Cenaron pan con atún y tang de naranja. Él pudo hacer la fogata con mucha
facilidad y ahí se quedaron escuchando la radio hasta que ella se durmió. Ese
día pensaron que podían estar toda la vida así. Pero la naturaleza en esa parte
del mundo no es nada indolente y no se hizo esperar para mostrar sus duendes. Unas
horas después un cerdo excitado empezó a perseguir una cerda en celo que por
rascarse la espalda en la palmera en la que estaba amarrada la carpa terminaba
dándose contra ellos, la marrana huía el cerdo gruñía y los dos se daban contra
las paredes de la carpa. Fue una noche larga y no hubo poder humano que
convenciera a los cerdos de seguir su romance en otra parte.
Al día siguiente
mudaron la carpa, pero la natura se desató con todo su poder, al medio día el
viento se quiso llevar la carpa, en la tarde el mar quiso entrar en la carpa y
ni toda la ingeniera de canales que él intentó desarrollar sirvió para disuadir
los impulsos desbocados del Pacífico, al fin movieron la carpa por tercera vez.

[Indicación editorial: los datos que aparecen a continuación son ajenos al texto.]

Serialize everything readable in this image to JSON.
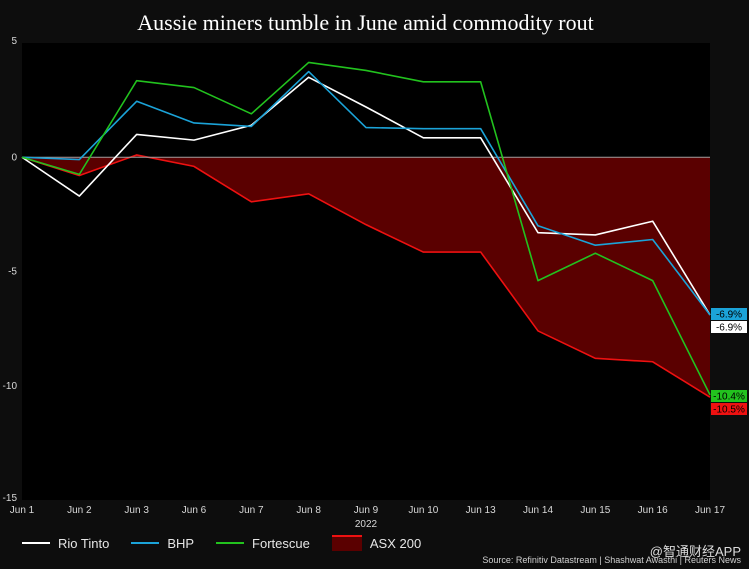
{
  "chart_data": {
    "type": "line",
    "title": "Aussie miners tumble in June amid commodity rout",
    "xlabel": "2022",
    "ylabel": "",
    "categories": [
      "Jun 1",
      "Jun 2",
      "Jun 3",
      "Jun 6",
      "Jun 7",
      "Jun 8",
      "Jun 9",
      "Jun 10",
      "Jun 13",
      "Jun 14",
      "Jun 15",
      "Jun 16",
      "Jun 17"
    ],
    "ylim": [
      -15,
      5
    ],
    "yticks": [
      5,
      0,
      -5,
      -10,
      -15
    ],
    "series": [
      {
        "name": "Rio Tinto",
        "kind": "line",
        "color": "#ffffff",
        "values": [
          0,
          -1.7,
          1.0,
          0.75,
          1.4,
          3.5,
          2.2,
          0.85,
          0.85,
          -3.3,
          -3.4,
          -2.8,
          -6.9
        ],
        "end_label": "-6.9%"
      },
      {
        "name": "BHP",
        "kind": "line",
        "color": "#1ba3d8",
        "values": [
          0,
          -0.1,
          2.45,
          1.5,
          1.35,
          3.75,
          1.3,
          1.25,
          1.25,
          -3.0,
          -3.85,
          -3.6,
          -6.9
        ],
        "end_label": "-6.9%"
      },
      {
        "name": "Fortescue",
        "kind": "line",
        "color": "#22c21e",
        "values": [
          0,
          -0.75,
          3.35,
          3.05,
          1.9,
          4.15,
          3.8,
          3.3,
          3.3,
          -5.4,
          -4.2,
          -5.4,
          -10.4
        ],
        "end_label": "-10.4%"
      },
      {
        "name": "ASX 200",
        "kind": "area",
        "color": "#ee1111",
        "fill": "#5a0000",
        "values": [
          0,
          -0.8,
          0.1,
          -0.4,
          -1.95,
          -1.6,
          -2.95,
          -4.15,
          -4.15,
          -7.6,
          -8.8,
          -8.95,
          -10.5
        ],
        "end_label": "-10.5%"
      }
    ],
    "zero_line": true,
    "grid": false,
    "legend_position": "bottom-left"
  },
  "source_note": "Source: Refinitiv Datastream | Shashwat Awasthi | Reuters News",
  "watermark": "@智通财经APP"
}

La naturaleza no parecía estar a gusto con ellos en ese lugar. Esa fue una
noche de sueños profundos, después de escuchar en la radio las noticias sobre
la inminente invasión a Irak y luego un reggae suave que se mezclaba bien con
la olas ahora lejanas. El día siguiente sufrieron el ataque devorador de unas
moscas punzantes, para las cuales el único refugio que encontraron fueron las
olas embravecidas del atardecer, luego vinieron las ranas en escapada y como si
tal cosa un aguacero que los empapo por completo y que los acorraló entre
goteras dentro de la carpa, desnudos, llenos de tierra y arena, entre el
desespero y la frustración los cuerpos mojados, terminaron por rozarse y
frotarse en busca de calor hasta que un sexo ardoroso les hizo olvidarse de que
el mundo, afuera se venía abajo, él la tomó con furia, ella lo recibió con
complacencia y ya poco importó la gotera o lo que fuera que pasaba alrededor de
ellos.
A veces el
extrañaba su sofá, cómodo y amplio con vista a la séptima y ella la TV. Dejando
de lado las calamidades de la naturaleza, pasaron una semana estupenda, de sol,
playa, arena y cocos. Él revolcándose en las olas, ella absorbiendo con su
lente todos los detalles de esa selva cambiante. Fumaron hierba tirados en la
arena, escucharon las historias a veces sin pies ni cabeza de la gente de la
comunidad, se acostumbraron a los cerdos y al zorro que comía piña, jugaron con
los niños y escucharon un blues nocturno que entonaba una voz en el fondo de la
selva. Una tarde se fueron a Ladrilleros y el mar les cerró el camino de
regreso, así que se quedaron bebiendo ron y bailando salsa en la playa, pasaron
la noche en un hotel del lugar, protegidos por un mosquitero que absorbía
bichos de todos los tamaños, texturas, colores y formas posibles. Anduvieron
por la playa y por la selva, tomando agua de coco hasta el cansancio, viendo
peleas de cangrejo y sumergiéndose en las aguas grises y poderosas.